The core idea: combine multiple sequential operations into a single GPU kernel. Instead of launching separate kernels for RMS norm, then Q/K/V projection, CuteDSL fuses them so the normalized values never leave registers.

Kernel Fused Operations
unscaled_attention QK^T + mask + softmax + V multiply
rms_layernorm T5-style RMS norm (FP32 variance)
rope inv_freq + cos/sin + Q/K rotation
fused_rms_norm_linear RMS LayerNorm + linear projection
fused_rms_norm_qkv RMS LayerNorm + Q/K/V projections
fused_mlp_relu Two-layer MLP (linear + relu + linear)
fused_preprocess NaN-aware normalize + arcsinh + patch + time encoding
fused_output_transform Rearrange + sinh + unscale

Each kernel eliminates intermediate tensor allocations and reduces global memory traffic.

CuteChronos2: 24x Faster Time Series Forecasting

The first model is Amazon Chronos-2, a state-of-the-art time series forecasting model. CuteChronos2 is a from-scratch reimplementation with custom Triton kernels for every major operation, plus C++/CUDA preprocessing kernels for NaN-aware normalization and patching.

Benchmarks

On an RTX 5090 with Chronos-2 base (768 d_model, 12 layers), batch=1, length=512:

Implementation Latency (ms) Speedup
Original Chronos2Pipeline 30.9 baseline
CuteChronos2 (eager) 24.0 1.3x
CuteChronos2 (torch.compile) 1.3 24.4x

Output equivalence maintained throughout: max absolute error < 1e-4.

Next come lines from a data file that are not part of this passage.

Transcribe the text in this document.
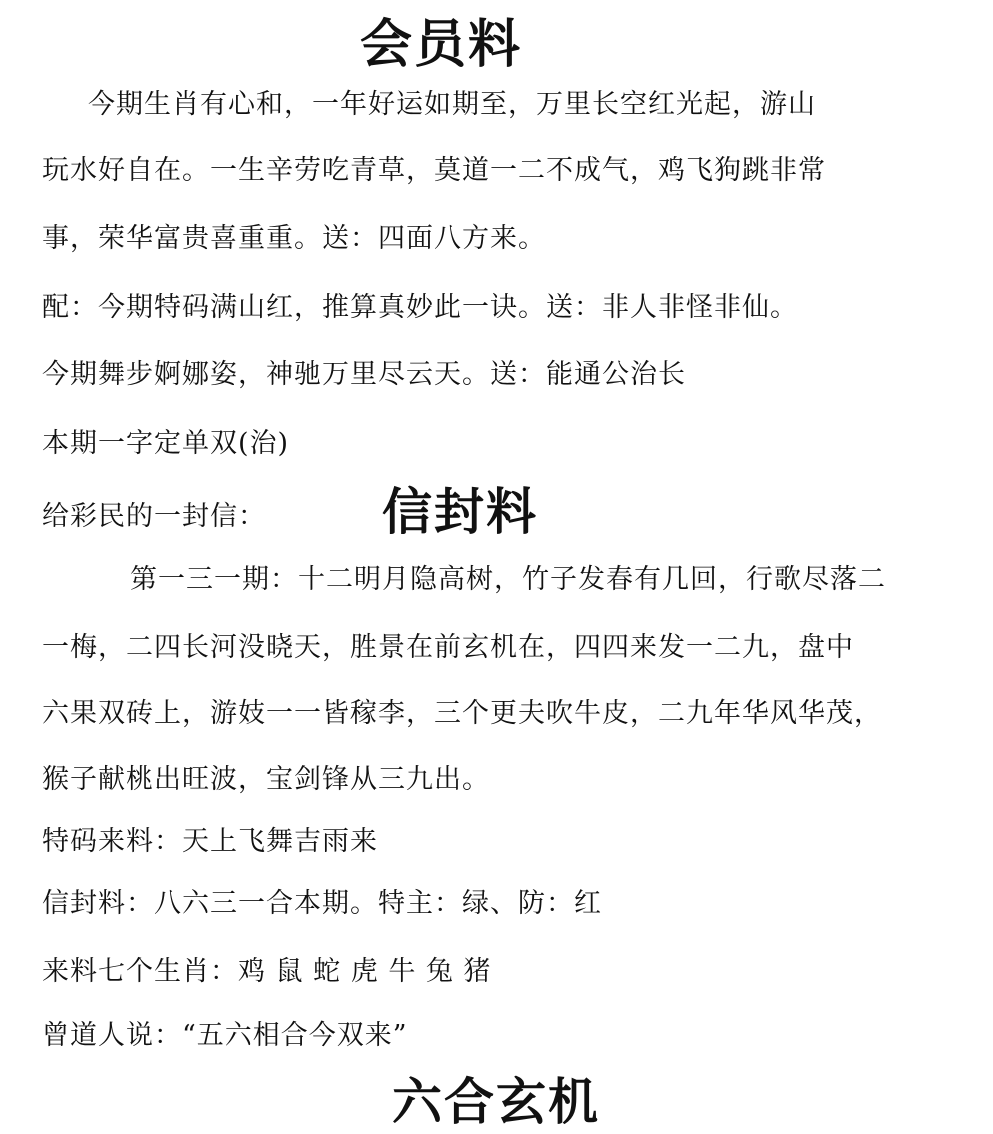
会员料
今期生肖有心和，一年好运如期至，万里长空红光起，游山
玩水好自在。一生辛劳吃青草，莫道一二不成气，鸡飞狗跳非常
事，荣华富贵喜重重。送：四面八方来。
配：今期特码满山红，推算真妙此一诀。送：非人非怪非仙。
今期舞步婀娜姿，神驰万里尽云天。送：能通公治长
本期一字定单双(治)
给彩民的一封信： 信封料
第一三一期：十二明月隐高树，竹子发春有几回，行歌尽落二
一梅，二四长河没晓天，胜景在前玄机在，四四来发一二九，盘中
六果双砖上，游妓一一皆稼李，三个更夫吹牛皮，二九年华风华茂，
猴子献桃出旺波，宝剑锋从三九出。
特码来料：天上飞舞吉雨来
信封料：八六三一合本期。特主：绿、防：红
来料七个生肖：鸡 鼠 蛇 虎 牛 兔 猪
曾道人说：“五六相合今双来”
六合玄机
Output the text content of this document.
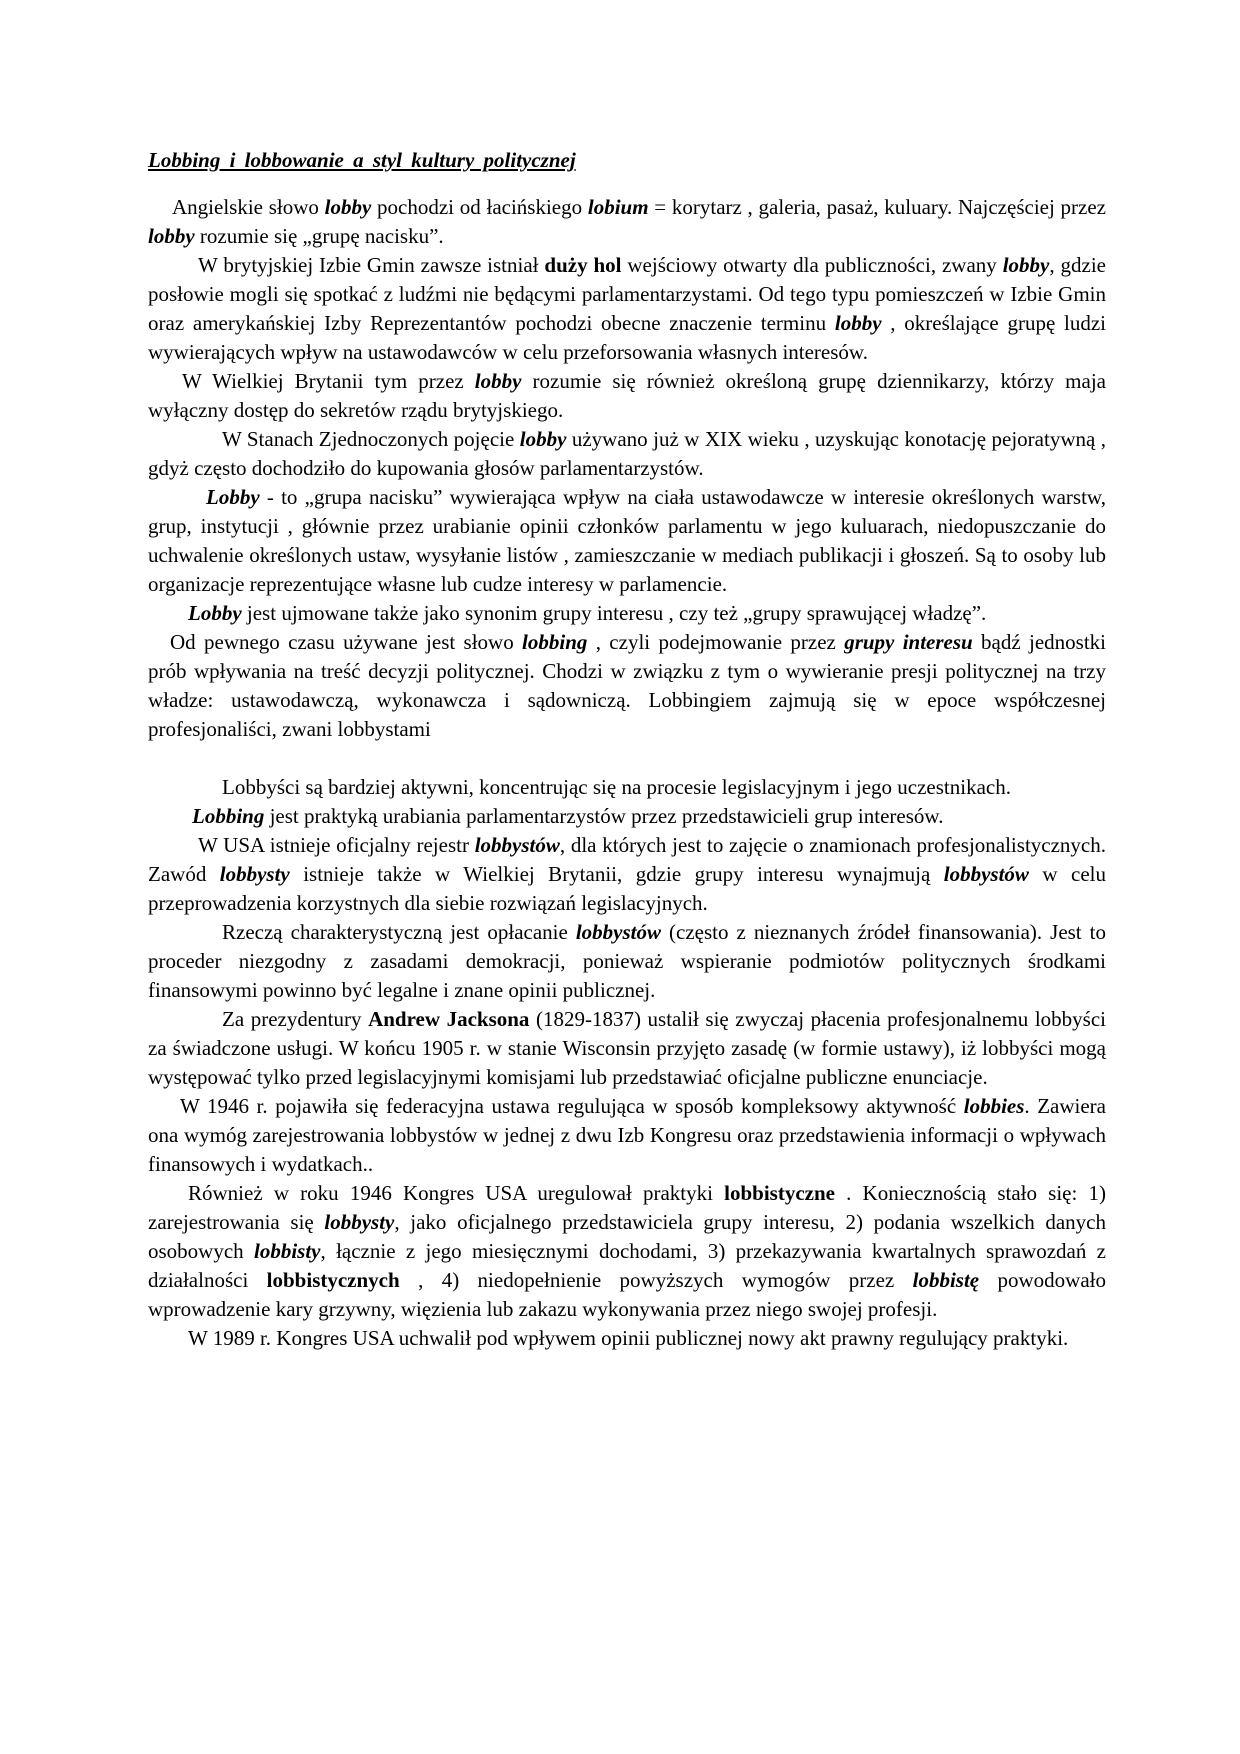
Lobbing i lobbowanie a styl kultury politycznej

Angielskie słowo lobby pochodzi od łacińskiego lobium = korytarz , galeria, pasaż, kuluary. Najczęściej przez lobby rozumie się „grupę nacisku”.

W brytyjskiej Izbie Gmin zawsze istniał duży hol wejściowy otwarty dla publiczności, zwany lobby, gdzie posłowie mogli się spotkać z ludźmi nie będącymi parlamentarzystami. Od tego typu pomieszczeń w Izbie Gmin oraz amerykańskiej Izby Reprezentantów pochodzi obecne znaczenie terminu lobby , określające grupę ludzi wywierających wpływ na ustawodawców w celu przeforsowania własnych interesów.

W Wielkiej Brytanii tym przez lobby rozumie się również określoną grupę dziennikarzy, którzy maja wyłączny dostęp do sekretów rządu brytyjskiego.

W Stanach Zjednoczonych pojęcie lobby używano już w XIX wieku , uzyskując konotację pejoratywną , gdyż często dochodziło do kupowania głosów parlamentarzystów.

Lobby - to „grupa nacisku” wywierająca wpływ na ciała ustawodawcze w interesie określonych warstw, grup, instytucji , głównie przez urabianie opinii członków parlamentu w jego kuluarach, niedopuszczanie do uchwalenie określonych ustaw, wysyłanie listów , zamieszczanie w mediach publikacji i głoszeń. Są to osoby lub organizacje reprezentujące własne lub cudze interesy w parlamencie.

Lobby jest ujmowane także jako synonim grupy interesu , czy też „grupy sprawującej władzę”.

Od pewnego czasu używane jest słowo lobbing , czyli podejmowanie przez grupy interesu bądź jednostki prób wpływania na treść decyzji politycznej. Chodzi w związku z tym o wywieranie presji politycznej na trzy władze: ustawodawczą, wykonawcza i sądowniczą. Lobbingiem zajmują się w epoce współczesnej profesjonaliści, zwani lobbystami

Lobbyści są bardziej aktywni, koncentrując się na procesie legislacyjnym i jego uczestnikach.

Lobbing jest praktyką urabiania parlamentarzystów przez przedstawicieli grup interesów.

W USA istnieje oficjalny rejestr lobbystów, dla których jest to zajęcie o znamionach profesjonalistycznych. Zawód lobbysty istnieje także w Wielkiej Brytanii, gdzie grupy interesu wynajmują lobbystów w celu przeprowadzenia korzystnych dla siebie rozwiązań legislacyjnych.

Rzeczą charakterystyczną jest opłacanie lobbystów (często z nieznanych źródeł finansowania). Jest to proceder niezgodny z zasadami demokracji, ponieważ wspieranie podmiotów politycznych środkami finansowymi powinno być legalne i znane opinii publicznej.

Za prezydentury Andrew Jacksona (1829-1837) ustalił się zwyczaj płacenia profesjonalnemu lobbyści za świadczone usługi. W końcu 1905 r. w stanie Wisconsin przyjęto zasadę (w formie ustawy), iż lobbyści mogą występować tylko przed legislacyjnymi komisjami lub przedstawiać oficjalne publiczne enunciacje.

W 1946 r. pojawiła się federacyjna ustawa regulująca w sposób kompleksowy aktywność lobbies. Zawiera ona wymóg zarejestrowania lobbystów w jednej z dwu Izb Kongresu oraz przedstawienia informacji o wpływach finansowych i wydatkach..

Również w roku 1946 Kongres USA uregulował praktyki lobbistyczne . Koniecznością stało się: 1) zarejestrowania się lobbysty, jako oficjalnego przedstawiciela grupy interesu, 2) podania wszelkich danych osobowych lobbisty, łącznie z jego miesięcznymi dochodami, 3) przekazywania kwartalnych sprawozdań z działalności lobbistycznych , 4) niedopełnienie powyższych wymogów przez lobbistę powodowało wprowadzenie kary grzywny, więzienia lub zakazu wykonywania przez niego swojej profesji.

W 1989 r. Kongres USA uchwalił pod wpływem opinii publicznej nowy akt prawny regulujący praktyki.
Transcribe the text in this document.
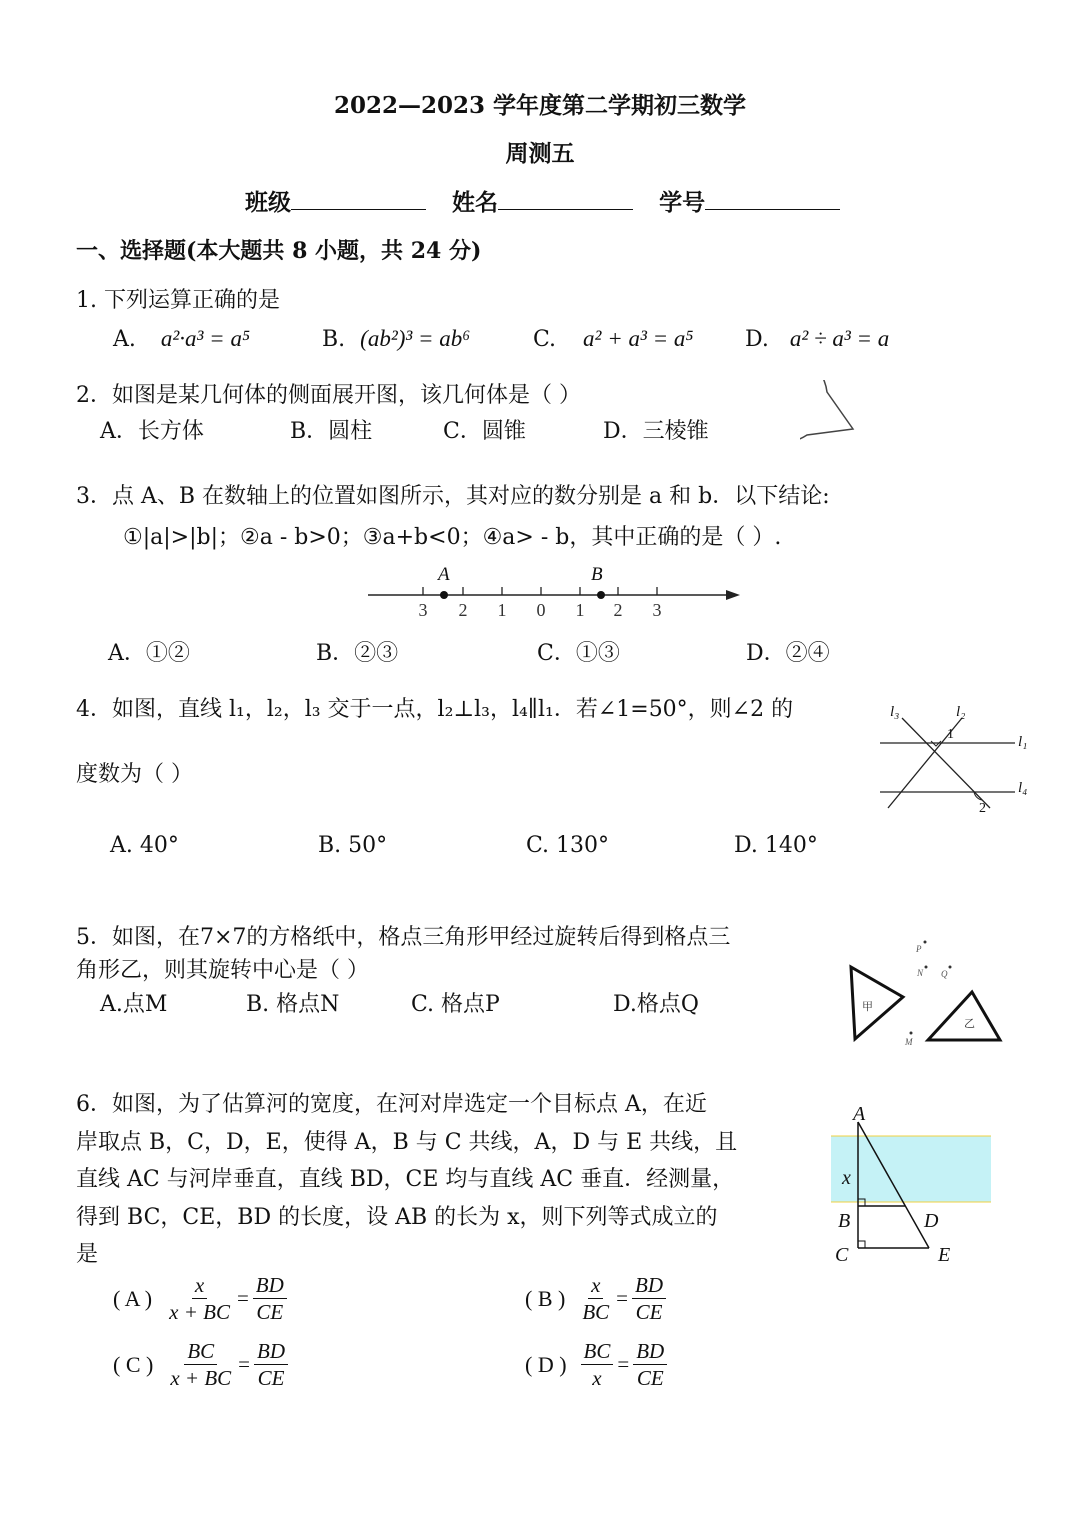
2022—2023 学年度第二学期初三数学
周测五
班级	姓名	学号
一、选择题(本大题共 8 小题，共 24 分)
1. 下列运算正确的是
A. a²·a³ = a⁵	B. (ab²)³ = ab⁶	C. a² + a³ = a⁵ D. a² ÷ a³ = a
2．如图是某几何体的侧面展开图，该几何体是（ ）
A．长方体	B．圆柱	C．圆锥	D．三棱锥
3．点 A、B 在数轴上的位置如图所示，其对应的数分别是 a 和 b．以下结论:
①|a|>|b|；②a - b>0；③a+b<0；④a> - b，其中正确的是（ ）.
A	B
3 2 1 0 1 2 3
A．①②	B．②③	C．①③	D．②④
4．如图，直线 l₁，l₂，l₃ 交于一点，l₂⊥l₃，l₄∥l₁．若∠1=50°，则∠2 的
度数为（ ）
A. 40°	B. 50°	C. 130°	D. 140°
l₃	l₂
l₁
l₄
1
2
5．如图，在7×7的方格纸中，格点三角形甲经过旋转后得到格点三
角形乙，则其旋转中心是（ ）
A.点M	B. 格点N	C. 格点P	D.格点Q	甲
乙
P
N Q
M
6．如图，为了估算河的宽度，在河对岸选定一个目标点 A，在近
岸取点 B，C，D，E，使得 A，B 与 C 共线，A，D 与 E 共线，且
直线 AC 与河岸垂直，直线 BD，CE 均与直线 AC 垂直．经测量，
得到 BC，CE，BD 的长度，设 AB 的长为 x，则下列等式成立的
是
( A ) $\frac{x}{x + BC} = \frac{BD}{CE}$	( B ) $\frac{x}{BC} = \frac{BD}{CE}$
( C ) $\frac{BC}{x + BC} = \frac{BD}{CE}$	( D ) $\frac{BC}{x} = \frac{BD}{CE}$
A
x
B	D
C	E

The compiled mode uses torch.compile(mode="reduce-overhead") which captures CUDA graphs for near-zero kernel launch overhead.

Usage

Drop-in replacement API matching HuggingFace upstream:

1
2
3
4
5
6
7
8
9
import torch
from cutechronos.model import CuteChronos2Model

model = CuteChronos2Model.from_pretrained("amazon/chronos-bolt-base")
model = model.to("cuda", torch.bfloat16)

context = torch.randn(1, 512, device="cuda")
with torch.inference_mode():
quantile_preds = model(context)

For maximum performance with torch.compile:

1
2
3
4
model = CuteChronos2Model.from_pretrained_compiled(
"amazon/chronos-bolt-base",
compile_mode="reduce-overhead",
)

There’s also a pipeline API that handles variable-length batching:

1
2
3
4
5
6
7
8
from cutechronos.pipeline import CuteChronos2Pipeline

pipe = CuteChronos2Pipeline.from_pretrained(
"amazon/chronos-bolt-base",
device="cuda",
dtype=torch.bfloat16,
)
predictions = pipe.predict(torch.randn(512), prediction_length=30)

CuteZImage: Accelerated Text-to-Image

The second model is Z-Image Turbo, a fast text-to-image diffusion model. CuteZImage reimplements the transformer backbone (30 main layers + 2 refiner layers, dim=3840, 30 heads) with:

  • Fused SiLU-gated FFN – eliminates the 10240-wide intermediate allocation
  • Fused AdaLN + RMS Norm – timestep conditioning fused with normalization
  • Complex-valued RoPE kernel – fused reshape + complex multiply + flatten for multi-axis rotations
  • from_diffusers() weight loading – load directly from any HuggingFace Z-Image checkpoint

Design Philosophy

CuteDSL provides pure PyTorch fallbacks for every fused kernel, so models run on CPU without Triton. On GPU, kernels are swapped in transparently. No vendor lock-in – if a kernel doesn’t load, the fallback activates silently.

Autoresearch Bots

Much of this work is driven by automated research bots. They profile models, identify fusion opportunities, generate candidate Triton kernels, and validate output equivalence – all while maintaining eval metrics. The bots search the space of possible kernel fusions and keep what works. CuteDSL’s kernel fusion approach has been particularly effective as a target for this automated optimization pipeline.